@IsabelDlRio / @miransaya

jueves, 7 de abril de 2011

Astrid, capítulo 56: Demasiado tarde


Martes, 30 de septiembre de 2008

En Barcelona

—¿Crees que con esto vale?

Tánit lee las últimas líneas de la hoja y me mira con gesto de reprobación.

—Astrid, tienes que esforzarte más, sino no aprobarás.

—Me da igual —gruño, y me tiro sobre la cama.

Me hago la dura. La verdad es que estoy acojonada, nunca había tenido problemas con los estudios y ahora, ahí estaba ella, mi amiga engañada, dándome clases de repaso, esperando que eso baste.

—¿Por qué vistes así?

Me observa. Una falda a cuadros grises y negros más que mini, diminuta, unas medias de rejilla rotas sujetas con liguero, una camiseta de Iron Miden y la cara maquillada como Marilin Manson.

—¿No te gusta? —Pregunto con un tono que trata de ser amenazador.

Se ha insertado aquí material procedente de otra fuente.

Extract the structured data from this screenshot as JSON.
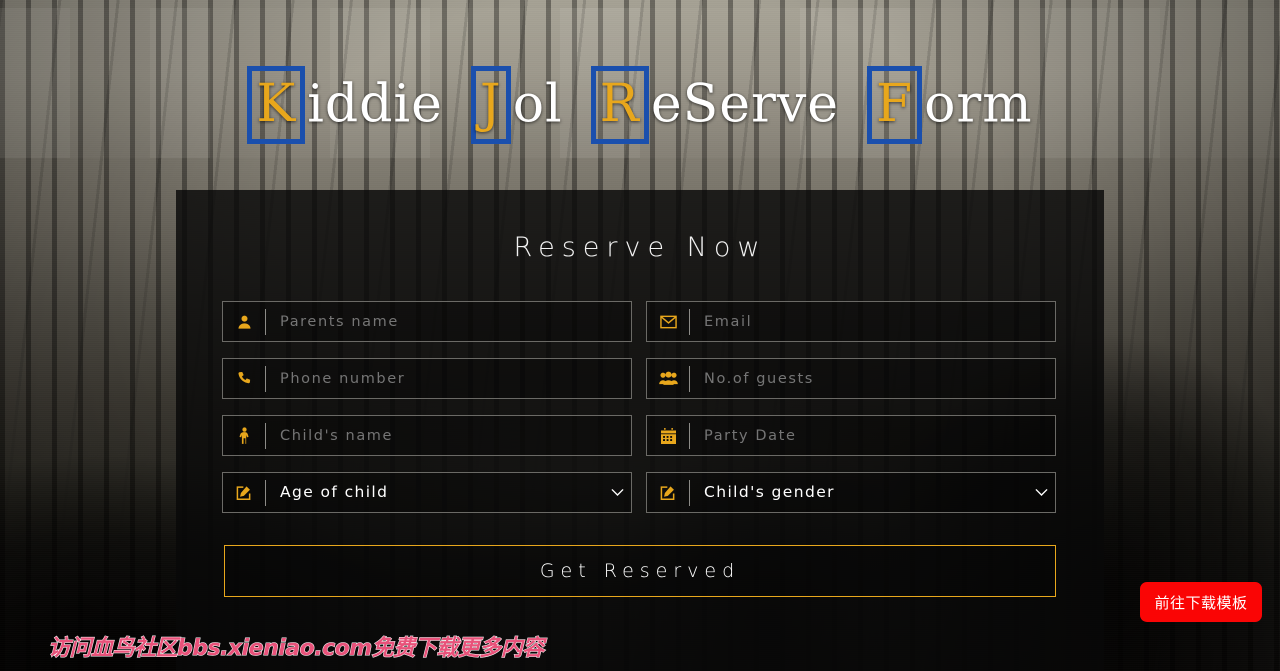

—No creo que te pegue, tú no eres así —estudia mi habitación, un sujetador negro asoma bajo la cama, papeles arrugados de mis bocetos por todas partes, lo único que parece en su lugar, siempre ahí, es el libro de El Principito que me regaló tío Bernard.

—¿¡Tu qué sabes de cómo soy?! —exclamo.

—No te pongas a la defensiva conmigo —dice haciendo un poco de pucheros.

Me gustan sus ojos, son claros y sinceros, no esconden nada. Tánit no tiene secretos ni máscaras para mí. Me lanzo sobre ella y la beso en los labios. Tánit retrocede asustada.

—¿Qué pasa? ¿Nunca te has enrollado con una chica? —Yo tampoco lo he hecho, pero sólo quiero que retire lo dicho —. No, ¿verdad? No me conoces de nada Tánit, sino sabrías que si te he invitado a dormir esta noche era para que nos liáramos.

Ella se sonroja. Y su mano derecha tapa su boca, ¿se está acariciando los labios?

Tío Bernard pica a la puerta y la abre con cuidado, supongo que quiere respetar mi intimidad.

—Chicas, la cena está lista —sonríe.

Tánit sigue colorada, no se atreve a mirarle. Yo salgo corriendo de la habitación, un ambiente demasiado extraño se ha creado a partir de mi beso. Sólo era una broma, maldita sea, pero ahora, con su reacción…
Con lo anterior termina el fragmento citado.